Diduga Terkait Korupsi Pengadaan, Kejagung Segel 17.600 Unit Motor Listrik Program MBG

Wamanews.id, 19 Juni 2026 – Penyelenggaraan salah satu program prioritas nasional kembali diterpa isu miring di sektor tata kelola anggaran. Kejaksaan Agung Republik Indonesia (Kejagung RI) secara resmi melakukan tindakan hukum berupa penyegelan terhadap 17.600 unit sepeda motor listrik yang dialokasikan khusus untuk operasional distribusi komoditas Program Makan Bergizi Gratis (MBG).
Langkah pengamanan aset dalam jumlah fantastis ini mengejutkan banyak pihak, mengingat program pemenuhan gizi nasional tersebut sedang dalam fase penataan. Penyegelan belasan ribu armada roda dua ramah lingkungan ini dilakukan oleh tim penyidik Jaksa Agung Muda Bidang Tindak Pidana Khusus (Jampidsus) setelah mengendus adanya indikasi pelanggaran hukum yang serius.
Mengutip laporan investigasi mendalam dari Kompas.com pada Jumat malam (19/6/2026), tindakan tegas korps adhyaksa tersebut didasarkan pada dugaan kuat adanya praktik tindak pidana korupsi dan ketidaksesuaian spesifikasi (maladministrasi) dalam proses tender pengadaan barang dan jasa yang melibatkan pihak ketiga.
Pihak Kejagung membeberkan beberapa alasan krusial yang mendasari keputusan penyegelan belasan ribu motor listrik distribusi tersebut. Berdasarkan hasil audit investigatif awal bersama tim ahli, ditemukan adanya selisih harga yang tidak wajar atau indikasi mark-up anggaran yang berpotensi merugikan keuangan negara hingga miliaran rupiah.
Selain masalah penggelembungan harga per unit, tim penyidik juga menemukan bahwa ribuan motor listrik tersebut tidak memenuhi standar kualifikasi teknis yang tertuang dalam dokumen perencanaan operasional awal. Terdapat dugaan bahwa kapasitas baterai dan daya jangkau motor yang dikirimkan oleh pihak vendor berada di bawah spesifikasi minimum yang dibutuhkan untuk menembus medan distribusi di daerah-daerah terpencil.

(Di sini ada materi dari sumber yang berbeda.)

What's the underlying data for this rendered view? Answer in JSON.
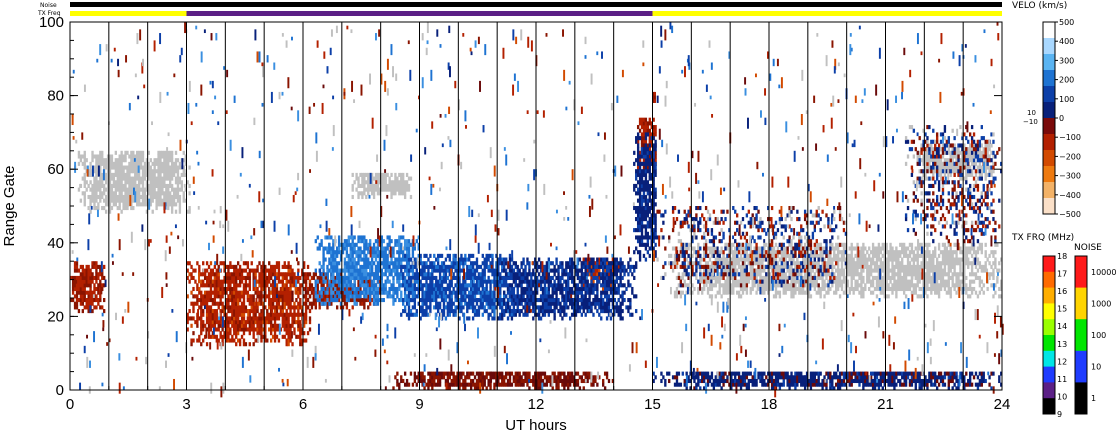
{
  "chart_data": {
    "type": "heatmap",
    "xlabel": "UT hours",
    "ylabel": "Range Gate",
    "xlim": [
      0,
      24
    ],
    "ylim": [
      0,
      100
    ],
    "x_ticks": [
      0,
      3,
      6,
      9,
      12,
      15,
      18,
      21,
      24
    ],
    "y_ticks": [
      0,
      20,
      40,
      60,
      80,
      100
    ],
    "vertical_lines_every_hours": 1,
    "header_bars": {
      "noise_label": "Noise",
      "txfreq_label": "TX Freq",
      "noise_color": "#000000",
      "txfreq_segments": [
        {
          "start": 0,
          "end": 3,
          "color": "#ffff00"
        },
        {
          "start": 3,
          "end": 15,
          "color": "#5b1f86"
        },
        {
          "start": 15,
          "end": 24,
          "color": "#ffff00"
        }
      ]
    },
    "velocity_scale": {
      "title": "VELO (km/s)",
      "ticks": [
        "500",
        "400",
        "300",
        "200",
        "100",
        "0",
        "−100",
        "−200",
        "−300",
        "−400",
        "−500"
      ],
      "small_ticks": [
        "10",
        "−10"
      ],
      "colors": [
        "#ffffff",
        "#a9d8ff",
        "#5ab4f2",
        "#1e73d2",
        "#0c3fa8",
        "#08207a",
        "#7a0a0a",
        "#b32000",
        "#d24a00",
        "#ee7a10",
        "#f3b267",
        "#fbe0c8"
      ]
    },
    "txfreq_scale": {
      "title": "TX FRQ (MHz)",
      "ticks": [
        "18",
        "17",
        "16",
        "15",
        "14",
        "13",
        "12",
        "11",
        "10",
        "9"
      ],
      "colors": [
        "#ff1a1a",
        "#ff6a00",
        "#ffae00",
        "#ffff00",
        "#9aff00",
        "#00e600",
        "#00e6e6",
        "#1f3cff",
        "#5b1f86",
        "#000000"
      ]
    },
    "noise_scale": {
      "title": "NOISE",
      "ticks": [
        "10000",
        "1000",
        "100",
        "10",
        "1"
      ],
      "colors": [
        "#ff1a1a",
        "#ffd400",
        "#00e600",
        "#1f3cff",
        "#000000"
      ]
    },
    "ground_scatter_color": "#c0c0c0",
    "regions": [
      {
        "kind": "ground",
        "t0": 0.2,
        "t1": 3.1,
        "g0": 48,
        "g1": 65
      },
      {
        "kind": "ground",
        "t0": 7.2,
        "t1": 8.8,
        "g0": 52,
        "g1": 59
      },
      {
        "kind": "ground",
        "t0": 15.5,
        "t1": 24.0,
        "g0": 25,
        "g1": 40
      },
      {
        "kind": "ground",
        "t0": 21.8,
        "t1": 23.8,
        "g0": 57,
        "g1": 67
      },
      {
        "kind": "neg",
        "t0": 0.0,
        "t1": 0.9,
        "g0": 21,
        "g1": 35,
        "vel": -180
      },
      {
        "kind": "neg",
        "t0": 3.0,
        "t1": 6.2,
        "g0": 12,
        "g1": 35,
        "vel": -220
      },
      {
        "kind": "neg",
        "t0": 6.0,
        "t1": 8.0,
        "g0": 22,
        "g1": 32,
        "vel": -160
      },
      {
        "kind": "neg",
        "t0": 13.1,
        "t1": 14.2,
        "g0": 27,
        "g1": 36,
        "vel": -260
      },
      {
        "kind": "neg",
        "t0": 14.6,
        "t1": 15.1,
        "g0": 60,
        "g1": 74,
        "vel": -200
      },
      {
        "kind": "neg",
        "t0": 8.3,
        "t1": 14.0,
        "g0": 0,
        "g1": 5,
        "vel": -90
      },
      {
        "kind": "pos",
        "t0": 6.3,
        "t1": 9.0,
        "g0": 23,
        "g1": 42,
        "vel": 250
      },
      {
        "kind": "pos",
        "t0": 8.5,
        "t1": 11.5,
        "g0": 19,
        "g1": 37,
        "vel": 150
      },
      {
        "kind": "pos",
        "t0": 11.0,
        "t1": 14.6,
        "g0": 19,
        "g1": 36,
        "vel": 80
      },
      {
        "kind": "pos",
        "t0": 14.5,
        "t1": 15.1,
        "g0": 35,
        "g1": 70,
        "vel": 60
      },
      {
        "kind": "pos",
        "t0": 15.0,
        "t1": 24.0,
        "g0": 0,
        "g1": 5,
        "vel": 40
      },
      {
        "kind": "mixed",
        "t0": 15.1,
        "t1": 20.0,
        "g0": 28,
        "g1": 50,
        "vel": 0
      },
      {
        "kind": "mixed",
        "t0": 21.5,
        "t1": 24.0,
        "g0": 40,
        "g1": 72,
        "vel": 0
      }
    ]
  }
}
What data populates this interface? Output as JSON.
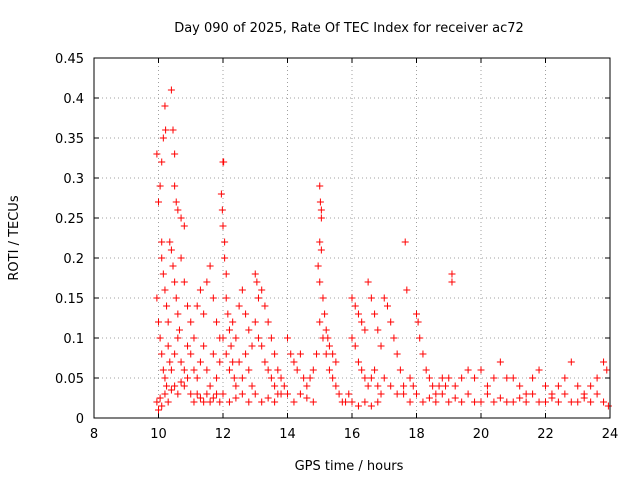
{
  "chart_data": {
    "type": "scatter",
    "title": "Day 090 of 2025, Rate Of TEC Index for receiver ac72",
    "xlabel": "GPS time / hours",
    "ylabel": "ROTI / TECUs",
    "xlim": [
      8,
      24
    ],
    "ylim": [
      0,
      0.45
    ],
    "xticks": [
      8,
      10,
      12,
      14,
      16,
      18,
      20,
      22,
      24
    ],
    "xtick_labels": [
      "8",
      "10",
      "12",
      "14",
      "16",
      "18",
      "20",
      "22",
      "24"
    ],
    "yticks": [
      0,
      0.05,
      0.1,
      0.15,
      0.2,
      0.25,
      0.3,
      0.35,
      0.4,
      0.45
    ],
    "ytick_labels": [
      "0",
      "0.05",
      "0.1",
      "0.15",
      "0.2",
      "0.25",
      "0.3",
      "0.35",
      "0.4",
      "0.45"
    ],
    "grid": true,
    "marker": "+",
    "color": "#ff0000",
    "series": [
      {
        "points": [
          [
            9.95,
            0.33
          ],
          [
            10.0,
            0.27
          ],
          [
            10.05,
            0.29
          ],
          [
            10.1,
            0.32
          ],
          [
            10.15,
            0.35
          ],
          [
            10.2,
            0.39
          ],
          [
            10.22,
            0.36
          ],
          [
            10.4,
            0.41
          ],
          [
            10.45,
            0.36
          ],
          [
            10.5,
            0.33
          ],
          [
            10.5,
            0.29
          ],
          [
            10.55,
            0.27
          ],
          [
            10.6,
            0.26
          ],
          [
            10.7,
            0.25
          ],
          [
            10.8,
            0.24
          ],
          [
            10.1,
            0.22
          ],
          [
            10.1,
            0.2
          ],
          [
            10.15,
            0.18
          ],
          [
            10.2,
            0.16
          ],
          [
            10.25,
            0.14
          ],
          [
            10.3,
            0.12
          ],
          [
            10.35,
            0.22
          ],
          [
            10.4,
            0.21
          ],
          [
            10.45,
            0.19
          ],
          [
            10.5,
            0.17
          ],
          [
            10.55,
            0.15
          ],
          [
            10.6,
            0.13
          ],
          [
            10.65,
            0.11
          ],
          [
            10.7,
            0.2
          ],
          [
            10.8,
            0.17
          ],
          [
            10.9,
            0.14
          ],
          [
            9.95,
            0.15
          ],
          [
            10.0,
            0.12
          ],
          [
            10.05,
            0.1
          ],
          [
            10.1,
            0.08
          ],
          [
            10.15,
            0.06
          ],
          [
            10.2,
            0.05
          ],
          [
            10.25,
            0.04
          ],
          [
            10.3,
            0.09
          ],
          [
            10.35,
            0.07
          ],
          [
            10.4,
            0.06
          ],
          [
            10.5,
            0.08
          ],
          [
            10.6,
            0.1
          ],
          [
            10.7,
            0.07
          ],
          [
            10.8,
            0.06
          ],
          [
            10.9,
            0.09
          ],
          [
            9.95,
            0.02
          ],
          [
            10.0,
            0.01
          ],
          [
            10.05,
            0.025
          ],
          [
            10.1,
            0.015
          ],
          [
            10.2,
            0.03
          ],
          [
            10.3,
            0.02
          ],
          [
            10.4,
            0.035
          ],
          [
            10.5,
            0.04
          ],
          [
            10.6,
            0.03
          ],
          [
            10.7,
            0.045
          ],
          [
            10.8,
            0.04
          ],
          [
            10.9,
            0.05
          ],
          [
            11.0,
            0.12
          ],
          [
            11.1,
            0.1
          ],
          [
            11.2,
            0.14
          ],
          [
            11.3,
            0.16
          ],
          [
            11.4,
            0.13
          ],
          [
            11.5,
            0.17
          ],
          [
            11.6,
            0.19
          ],
          [
            11.7,
            0.15
          ],
          [
            11.8,
            0.12
          ],
          [
            11.9,
            0.1
          ],
          [
            11.0,
            0.08
          ],
          [
            11.1,
            0.06
          ],
          [
            11.2,
            0.05
          ],
          [
            11.3,
            0.07
          ],
          [
            11.4,
            0.09
          ],
          [
            11.5,
            0.06
          ],
          [
            11.6,
            0.04
          ],
          [
            11.7,
            0.08
          ],
          [
            11.8,
            0.05
          ],
          [
            11.9,
            0.07
          ],
          [
            11.0,
            0.03
          ],
          [
            11.1,
            0.02
          ],
          [
            11.2,
            0.03
          ],
          [
            11.3,
            0.025
          ],
          [
            11.4,
            0.02
          ],
          [
            11.5,
            0.03
          ],
          [
            11.6,
            0.02
          ],
          [
            11.7,
            0.025
          ],
          [
            11.8,
            0.03
          ],
          [
            11.9,
            0.02
          ],
          [
            12.0,
            0.32
          ],
          [
            12.02,
            0.32
          ],
          [
            11.95,
            0.28
          ],
          [
            11.98,
            0.26
          ],
          [
            12.0,
            0.24
          ],
          [
            12.05,
            0.22
          ],
          [
            12.05,
            0.2
          ],
          [
            12.1,
            0.18
          ],
          [
            12.1,
            0.15
          ],
          [
            12.15,
            0.13
          ],
          [
            12.2,
            0.11
          ],
          [
            12.25,
            0.09
          ],
          [
            12.3,
            0.07
          ],
          [
            12.35,
            0.05
          ],
          [
            12.4,
            0.04
          ],
          [
            12.0,
            0.1
          ],
          [
            12.1,
            0.08
          ],
          [
            12.2,
            0.06
          ],
          [
            12.3,
            0.12
          ],
          [
            12.4,
            0.1
          ],
          [
            12.5,
            0.14
          ],
          [
            12.6,
            0.16
          ],
          [
            12.7,
            0.13
          ],
          [
            12.8,
            0.11
          ],
          [
            12.9,
            0.09
          ],
          [
            12.5,
            0.07
          ],
          [
            12.6,
            0.05
          ],
          [
            12.7,
            0.08
          ],
          [
            12.8,
            0.06
          ],
          [
            12.9,
            0.04
          ],
          [
            12.0,
            0.03
          ],
          [
            12.2,
            0.02
          ],
          [
            12.4,
            0.025
          ],
          [
            12.6,
            0.03
          ],
          [
            12.8,
            0.02
          ],
          [
            13.0,
            0.18
          ],
          [
            13.05,
            0.17
          ],
          [
            13.1,
            0.15
          ],
          [
            13.2,
            0.16
          ],
          [
            13.3,
            0.14
          ],
          [
            13.4,
            0.12
          ],
          [
            13.5,
            0.1
          ],
          [
            13.6,
            0.08
          ],
          [
            13.7,
            0.06
          ],
          [
            13.8,
            0.05
          ],
          [
            13.9,
            0.04
          ],
          [
            13.0,
            0.12
          ],
          [
            13.1,
            0.1
          ],
          [
            13.2,
            0.09
          ],
          [
            13.3,
            0.07
          ],
          [
            13.4,
            0.06
          ],
          [
            13.5,
            0.05
          ],
          [
            13.6,
            0.04
          ],
          [
            13.7,
            0.03
          ],
          [
            13.0,
            0.03
          ],
          [
            13.2,
            0.02
          ],
          [
            13.4,
            0.025
          ],
          [
            13.6,
            0.02
          ],
          [
            13.8,
            0.03
          ],
          [
            14.0,
            0.1
          ],
          [
            14.1,
            0.08
          ],
          [
            14.2,
            0.07
          ],
          [
            14.3,
            0.06
          ],
          [
            14.4,
            0.08
          ],
          [
            14.5,
            0.05
          ],
          [
            14.6,
            0.04
          ],
          [
            14.7,
            0.05
          ],
          [
            14.8,
            0.06
          ],
          [
            14.9,
            0.08
          ],
          [
            14.0,
            0.03
          ],
          [
            14.2,
            0.02
          ],
          [
            14.4,
            0.03
          ],
          [
            14.6,
            0.025
          ],
          [
            14.8,
            0.02
          ],
          [
            15.0,
            0.29
          ],
          [
            15.02,
            0.27
          ],
          [
            15.05,
            0.26
          ],
          [
            15.05,
            0.25
          ],
          [
            15.0,
            0.22
          ],
          [
            15.05,
            0.21
          ],
          [
            14.95,
            0.19
          ],
          [
            15.0,
            0.17
          ],
          [
            15.1,
            0.15
          ],
          [
            15.15,
            0.13
          ],
          [
            15.2,
            0.11
          ],
          [
            15.25,
            0.1
          ],
          [
            15.3,
            0.09
          ],
          [
            15.4,
            0.08
          ],
          [
            15.5,
            0.07
          ],
          [
            15.0,
            0.12
          ],
          [
            15.1,
            0.1
          ],
          [
            15.2,
            0.08
          ],
          [
            15.3,
            0.06
          ],
          [
            15.4,
            0.05
          ],
          [
            15.5,
            0.04
          ],
          [
            15.6,
            0.03
          ],
          [
            15.7,
            0.02
          ],
          [
            15.8,
            0.02
          ],
          [
            15.9,
            0.03
          ],
          [
            16.0,
            0.15
          ],
          [
            16.1,
            0.14
          ],
          [
            16.2,
            0.13
          ],
          [
            16.3,
            0.12
          ],
          [
            16.4,
            0.11
          ],
          [
            16.5,
            0.17
          ],
          [
            16.6,
            0.15
          ],
          [
            16.7,
            0.13
          ],
          [
            16.8,
            0.11
          ],
          [
            16.9,
            0.09
          ],
          [
            16.0,
            0.1
          ],
          [
            16.1,
            0.09
          ],
          [
            16.2,
            0.07
          ],
          [
            16.3,
            0.06
          ],
          [
            16.4,
            0.05
          ],
          [
            16.5,
            0.04
          ],
          [
            16.6,
            0.05
          ],
          [
            16.7,
            0.06
          ],
          [
            16.8,
            0.04
          ],
          [
            16.9,
            0.03
          ],
          [
            16.0,
            0.02
          ],
          [
            16.2,
            0.015
          ],
          [
            16.4,
            0.02
          ],
          [
            16.6,
            0.015
          ],
          [
            16.8,
            0.02
          ],
          [
            17.0,
            0.15
          ],
          [
            17.1,
            0.14
          ],
          [
            17.2,
            0.12
          ],
          [
            17.3,
            0.1
          ],
          [
            17.4,
            0.08
          ],
          [
            17.5,
            0.06
          ],
          [
            17.6,
            0.04
          ],
          [
            17.65,
            0.22
          ],
          [
            17.7,
            0.16
          ],
          [
            17.8,
            0.05
          ],
          [
            17.9,
            0.04
          ],
          [
            17.0,
            0.05
          ],
          [
            17.2,
            0.04
          ],
          [
            17.4,
            0.03
          ],
          [
            17.6,
            0.03
          ],
          [
            17.8,
            0.02
          ],
          [
            18.0,
            0.13
          ],
          [
            18.05,
            0.12
          ],
          [
            18.1,
            0.1
          ],
          [
            18.2,
            0.08
          ],
          [
            18.3,
            0.06
          ],
          [
            18.4,
            0.05
          ],
          [
            18.5,
            0.04
          ],
          [
            18.6,
            0.03
          ],
          [
            18.7,
            0.04
          ],
          [
            18.8,
            0.05
          ],
          [
            18.9,
            0.04
          ],
          [
            18.0,
            0.03
          ],
          [
            18.2,
            0.02
          ],
          [
            18.4,
            0.025
          ],
          [
            18.6,
            0.02
          ],
          [
            18.8,
            0.03
          ],
          [
            19.1,
            0.18
          ],
          [
            19.1,
            0.17
          ],
          [
            19.0,
            0.05
          ],
          [
            19.2,
            0.04
          ],
          [
            19.4,
            0.05
          ],
          [
            19.6,
            0.06
          ],
          [
            19.8,
            0.05
          ],
          [
            19.0,
            0.02
          ],
          [
            19.2,
            0.025
          ],
          [
            19.4,
            0.02
          ],
          [
            19.6,
            0.03
          ],
          [
            19.8,
            0.02
          ],
          [
            20.0,
            0.06
          ],
          [
            20.2,
            0.04
          ],
          [
            20.4,
            0.05
          ],
          [
            20.6,
            0.07
          ],
          [
            20.8,
            0.05
          ],
          [
            20.0,
            0.02
          ],
          [
            20.2,
            0.03
          ],
          [
            20.4,
            0.02
          ],
          [
            20.6,
            0.025
          ],
          [
            20.8,
            0.02
          ],
          [
            21.0,
            0.05
          ],
          [
            21.2,
            0.04
          ],
          [
            21.4,
            0.03
          ],
          [
            21.6,
            0.05
          ],
          [
            21.8,
            0.06
          ],
          [
            21.0,
            0.02
          ],
          [
            21.2,
            0.025
          ],
          [
            21.4,
            0.02
          ],
          [
            21.6,
            0.03
          ],
          [
            21.8,
            0.02
          ],
          [
            22.0,
            0.04
          ],
          [
            22.2,
            0.03
          ],
          [
            22.4,
            0.04
          ],
          [
            22.6,
            0.05
          ],
          [
            22.8,
            0.07
          ],
          [
            22.0,
            0.02
          ],
          [
            22.2,
            0.025
          ],
          [
            22.4,
            0.02
          ],
          [
            22.6,
            0.03
          ],
          [
            22.8,
            0.02
          ],
          [
            23.0,
            0.04
          ],
          [
            23.2,
            0.03
          ],
          [
            23.4,
            0.04
          ],
          [
            23.6,
            0.05
          ],
          [
            23.8,
            0.07
          ],
          [
            23.9,
            0.06
          ],
          [
            23.0,
            0.02
          ],
          [
            23.2,
            0.025
          ],
          [
            23.4,
            0.02
          ],
          [
            23.6,
            0.03
          ],
          [
            23.8,
            0.02
          ],
          [
            23.95,
            0.015
          ]
        ]
      }
    ]
  }
}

“Penyegelan 17.600 unit motor listrik operasional MBG ini dilakukan guna kepentingan pembuktian dan mencegah terjadinya pengalihan aset selama proses penyidikan berlangsung. Kami fokus mendalami adanya dugaan kerugian negara dari sektor pengadaan logistik ini,” tulis rilis konfirmasi mengenai langkah hukum yang diambil Kejagung RI.
Penyegelan belasan ribu motor listrik ini tentu menjadi pukulan telak bagi manajemen logistik Satuan Pelayanan Pemenuhan Gizi (SPPG) di tingkat daerah. Pasalnya, belasan ribu motor listrik tersebut awalnya diproyeksikan menjadi ujung tombak bagi para petugas pengantar makanan (kurir) untuk menyalurkan paket menu bergizi langsung ke sekolah-sekolah dan pemukiman warga secara cepat dan bebas polusi.
Dengan disitanya armada tersebut sebagai barang bukti hukum, Badan Gizi Nasional (BGN) bersama pengelola posko daerah dipaksa memutar otak dan mencari alternatif transportasi lain guna memastikan distribusi makanan tidak lumpuh saat libur sekolah usai nanti.
Masyarakat berharap agar pengusutan kasus dugaan korupsi pengadaan armada ini dapat berjalan transparan dan tuntas tanpa pandang bulu. Publik tidak ingin program mulia yang menyangkut masa depan gizi anak-anak bangsa dikotori oleh praktik rasuah oknum-oknum tidak bertanggung jawab yang mencari keuntungan sepihak di dalam proyek pengadaan logistik negara.